A Colombian woman has given birth to a baby girl whose half-formed twin sister was still growing inside her tiny abdomen. The astonishing birth left doctors stunned.
The condition, known as 'fetus-in-fetu,' is an extremely rare occurrence. According to The Star Advertiser, it is thought to occur in about 1 in every 500,000 births. What sets this particular birth apart is that while most cases are discovered after birth, Colombian doctors caught this one via a 3D/4D ultrasound scan.
It was Dr. Miguel Parra-Saavedra, a high-risk pregnancy specialist in Baranquilla, Colombia, who picked up the condition. He first saw the mother, Monica Vega, during her 35th week of pregnancy, after her obstetrician suspected her unborn baby may have had a liver cyst.
Using a specialized doppler he was able to clearly see that the “cyst” was actually a fetus, supported by a separate umbilical cord connected to the larger twin’s intestine. Vega was shocked to learn the news.
"She was surprised and in disbelief," Parra-Saavedra said, according to the Daily Mail. "But after we showed them photos, videos, and scientific evidence they understood the phenomenon and allowed us to go ahead with the necessary steps [to handle it]."

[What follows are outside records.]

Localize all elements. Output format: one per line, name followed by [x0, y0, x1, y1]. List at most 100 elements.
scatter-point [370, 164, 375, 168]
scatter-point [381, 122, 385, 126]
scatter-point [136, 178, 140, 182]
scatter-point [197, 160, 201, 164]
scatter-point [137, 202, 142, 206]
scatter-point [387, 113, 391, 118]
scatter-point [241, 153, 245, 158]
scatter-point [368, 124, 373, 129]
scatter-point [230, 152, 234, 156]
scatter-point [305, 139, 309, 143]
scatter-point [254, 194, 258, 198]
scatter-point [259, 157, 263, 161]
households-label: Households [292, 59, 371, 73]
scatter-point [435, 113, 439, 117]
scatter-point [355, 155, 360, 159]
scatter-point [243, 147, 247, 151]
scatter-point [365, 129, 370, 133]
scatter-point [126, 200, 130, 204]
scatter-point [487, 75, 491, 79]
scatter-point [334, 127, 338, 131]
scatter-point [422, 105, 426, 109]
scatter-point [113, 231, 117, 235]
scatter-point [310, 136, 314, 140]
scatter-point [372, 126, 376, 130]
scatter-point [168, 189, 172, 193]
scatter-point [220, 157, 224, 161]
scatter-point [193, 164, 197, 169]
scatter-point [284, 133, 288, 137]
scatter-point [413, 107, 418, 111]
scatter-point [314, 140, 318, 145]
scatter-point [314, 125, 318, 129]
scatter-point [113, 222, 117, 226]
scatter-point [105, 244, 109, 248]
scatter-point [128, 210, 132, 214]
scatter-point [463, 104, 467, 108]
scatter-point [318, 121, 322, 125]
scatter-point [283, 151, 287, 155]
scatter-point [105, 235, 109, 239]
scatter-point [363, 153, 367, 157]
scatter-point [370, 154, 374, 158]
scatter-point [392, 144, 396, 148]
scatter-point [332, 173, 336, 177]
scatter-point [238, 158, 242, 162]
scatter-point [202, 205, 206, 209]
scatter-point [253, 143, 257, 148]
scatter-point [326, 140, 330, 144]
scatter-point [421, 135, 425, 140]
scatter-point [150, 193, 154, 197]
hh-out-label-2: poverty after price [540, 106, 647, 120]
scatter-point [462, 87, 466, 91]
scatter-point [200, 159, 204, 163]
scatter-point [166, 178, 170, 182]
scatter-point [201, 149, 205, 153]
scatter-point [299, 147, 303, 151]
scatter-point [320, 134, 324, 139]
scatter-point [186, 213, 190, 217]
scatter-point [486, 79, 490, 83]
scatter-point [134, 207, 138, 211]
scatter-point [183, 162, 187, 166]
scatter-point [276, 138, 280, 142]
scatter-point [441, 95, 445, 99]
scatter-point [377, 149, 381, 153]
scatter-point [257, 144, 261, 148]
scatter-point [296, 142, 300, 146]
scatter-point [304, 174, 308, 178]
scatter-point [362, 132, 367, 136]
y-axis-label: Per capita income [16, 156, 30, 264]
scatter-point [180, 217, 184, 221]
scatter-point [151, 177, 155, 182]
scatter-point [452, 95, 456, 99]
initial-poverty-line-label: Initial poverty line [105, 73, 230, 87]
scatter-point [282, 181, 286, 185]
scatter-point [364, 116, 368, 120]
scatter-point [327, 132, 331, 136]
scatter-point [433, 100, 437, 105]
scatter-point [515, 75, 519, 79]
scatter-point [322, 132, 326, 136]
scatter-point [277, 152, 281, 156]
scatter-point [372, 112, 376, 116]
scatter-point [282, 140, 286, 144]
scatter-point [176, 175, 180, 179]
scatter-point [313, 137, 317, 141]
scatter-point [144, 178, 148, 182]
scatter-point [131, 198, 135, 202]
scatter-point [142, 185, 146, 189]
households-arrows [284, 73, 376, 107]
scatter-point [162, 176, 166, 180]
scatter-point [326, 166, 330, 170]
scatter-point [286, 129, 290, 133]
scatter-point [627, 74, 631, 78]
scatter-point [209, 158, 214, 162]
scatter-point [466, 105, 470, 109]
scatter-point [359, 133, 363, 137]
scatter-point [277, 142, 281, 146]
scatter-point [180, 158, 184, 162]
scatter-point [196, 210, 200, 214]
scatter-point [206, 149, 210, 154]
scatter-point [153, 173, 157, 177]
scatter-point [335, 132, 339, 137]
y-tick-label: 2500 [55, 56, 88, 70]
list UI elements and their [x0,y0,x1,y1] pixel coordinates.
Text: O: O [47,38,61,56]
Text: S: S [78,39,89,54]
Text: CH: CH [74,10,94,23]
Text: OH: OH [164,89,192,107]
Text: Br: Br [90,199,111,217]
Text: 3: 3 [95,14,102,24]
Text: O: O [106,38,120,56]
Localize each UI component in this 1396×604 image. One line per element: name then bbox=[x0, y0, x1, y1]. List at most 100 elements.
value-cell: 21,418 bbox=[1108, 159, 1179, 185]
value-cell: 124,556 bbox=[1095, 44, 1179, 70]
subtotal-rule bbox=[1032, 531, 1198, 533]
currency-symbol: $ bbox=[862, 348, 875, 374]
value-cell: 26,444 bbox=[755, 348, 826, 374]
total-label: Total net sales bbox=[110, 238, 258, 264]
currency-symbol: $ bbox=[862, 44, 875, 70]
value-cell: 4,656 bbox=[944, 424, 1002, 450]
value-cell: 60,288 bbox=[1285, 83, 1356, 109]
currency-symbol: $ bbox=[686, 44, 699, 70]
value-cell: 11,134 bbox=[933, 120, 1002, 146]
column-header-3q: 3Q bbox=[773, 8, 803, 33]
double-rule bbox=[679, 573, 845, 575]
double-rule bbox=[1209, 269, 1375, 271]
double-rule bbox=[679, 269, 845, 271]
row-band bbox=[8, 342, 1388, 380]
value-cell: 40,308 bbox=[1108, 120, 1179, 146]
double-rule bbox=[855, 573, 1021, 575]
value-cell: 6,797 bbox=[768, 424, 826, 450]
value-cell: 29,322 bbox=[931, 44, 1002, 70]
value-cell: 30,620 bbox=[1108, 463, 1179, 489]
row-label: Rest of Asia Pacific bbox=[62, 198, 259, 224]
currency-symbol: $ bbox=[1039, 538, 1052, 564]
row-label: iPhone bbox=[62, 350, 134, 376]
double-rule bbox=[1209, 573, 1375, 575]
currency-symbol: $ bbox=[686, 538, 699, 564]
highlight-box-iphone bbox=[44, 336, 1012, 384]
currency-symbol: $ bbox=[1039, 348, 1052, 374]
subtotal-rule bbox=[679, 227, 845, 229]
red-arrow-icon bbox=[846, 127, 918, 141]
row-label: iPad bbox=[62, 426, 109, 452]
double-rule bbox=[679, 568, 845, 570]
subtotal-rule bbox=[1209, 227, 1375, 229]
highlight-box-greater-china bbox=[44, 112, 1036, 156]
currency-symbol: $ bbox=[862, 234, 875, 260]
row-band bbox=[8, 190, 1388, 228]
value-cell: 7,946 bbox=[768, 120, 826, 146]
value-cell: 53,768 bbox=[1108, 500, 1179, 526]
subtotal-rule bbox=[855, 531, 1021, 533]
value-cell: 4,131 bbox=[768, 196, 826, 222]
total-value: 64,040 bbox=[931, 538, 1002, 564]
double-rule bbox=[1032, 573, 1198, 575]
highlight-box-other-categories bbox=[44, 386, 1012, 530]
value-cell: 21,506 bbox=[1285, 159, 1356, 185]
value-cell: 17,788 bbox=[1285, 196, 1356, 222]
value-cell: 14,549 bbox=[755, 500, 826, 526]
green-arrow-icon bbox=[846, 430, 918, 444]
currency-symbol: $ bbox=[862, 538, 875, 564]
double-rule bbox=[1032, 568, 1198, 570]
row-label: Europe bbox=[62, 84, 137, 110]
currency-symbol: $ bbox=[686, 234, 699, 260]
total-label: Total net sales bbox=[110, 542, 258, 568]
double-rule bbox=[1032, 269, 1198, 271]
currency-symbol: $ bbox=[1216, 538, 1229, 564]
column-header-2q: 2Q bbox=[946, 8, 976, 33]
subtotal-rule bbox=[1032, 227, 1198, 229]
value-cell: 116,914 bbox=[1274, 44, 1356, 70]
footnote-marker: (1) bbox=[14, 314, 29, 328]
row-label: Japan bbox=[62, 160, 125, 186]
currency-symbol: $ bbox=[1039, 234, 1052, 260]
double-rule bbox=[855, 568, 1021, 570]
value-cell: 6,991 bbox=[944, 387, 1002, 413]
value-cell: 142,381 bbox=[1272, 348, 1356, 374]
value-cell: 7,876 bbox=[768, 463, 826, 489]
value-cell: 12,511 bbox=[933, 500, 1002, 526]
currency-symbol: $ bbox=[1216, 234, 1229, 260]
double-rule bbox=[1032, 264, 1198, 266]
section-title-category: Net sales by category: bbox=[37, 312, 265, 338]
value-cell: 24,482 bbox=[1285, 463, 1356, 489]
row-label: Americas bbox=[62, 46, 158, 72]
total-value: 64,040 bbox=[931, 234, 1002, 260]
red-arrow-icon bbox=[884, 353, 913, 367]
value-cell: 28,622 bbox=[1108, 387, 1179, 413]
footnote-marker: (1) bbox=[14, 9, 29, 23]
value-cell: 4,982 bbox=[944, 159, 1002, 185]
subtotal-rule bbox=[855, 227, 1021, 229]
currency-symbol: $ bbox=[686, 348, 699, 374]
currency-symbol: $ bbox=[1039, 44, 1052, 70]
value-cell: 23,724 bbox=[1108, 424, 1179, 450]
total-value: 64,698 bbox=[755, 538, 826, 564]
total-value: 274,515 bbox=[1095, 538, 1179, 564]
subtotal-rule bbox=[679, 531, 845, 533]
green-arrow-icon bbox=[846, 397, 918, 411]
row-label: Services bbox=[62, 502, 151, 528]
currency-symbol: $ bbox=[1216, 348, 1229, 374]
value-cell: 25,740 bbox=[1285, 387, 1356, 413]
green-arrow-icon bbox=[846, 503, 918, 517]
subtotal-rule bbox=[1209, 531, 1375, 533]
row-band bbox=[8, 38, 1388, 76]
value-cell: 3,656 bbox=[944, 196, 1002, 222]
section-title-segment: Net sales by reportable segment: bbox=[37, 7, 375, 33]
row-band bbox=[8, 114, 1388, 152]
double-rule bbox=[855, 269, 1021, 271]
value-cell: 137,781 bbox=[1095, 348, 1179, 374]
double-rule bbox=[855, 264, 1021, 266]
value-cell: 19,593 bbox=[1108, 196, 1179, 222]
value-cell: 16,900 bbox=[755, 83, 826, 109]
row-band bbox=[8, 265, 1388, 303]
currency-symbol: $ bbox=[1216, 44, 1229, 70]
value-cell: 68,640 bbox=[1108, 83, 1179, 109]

Medical staff initially hoped to delay delivery to prevent risks associated with premature birth but within two weeks, a second scan showed that the under-formed fetus had grown by up to 30 percent and was threatening the health of its twin.
The decision was made to deliver via C-section at 37 weeks and, on Feb. 22 little Itzamara was welcomed into the world at La Merced clinic in Colombia. The following day doctors performed a key hole surgery to remove her twin, who died.
Both mom and baby have fully recovered and reportedly doing well. Parra-Saavedra said that Itzamara "has a little scar on her abdomen, but she is a normal baby now except that the whole world is talking about her," the Star Advertiser noted.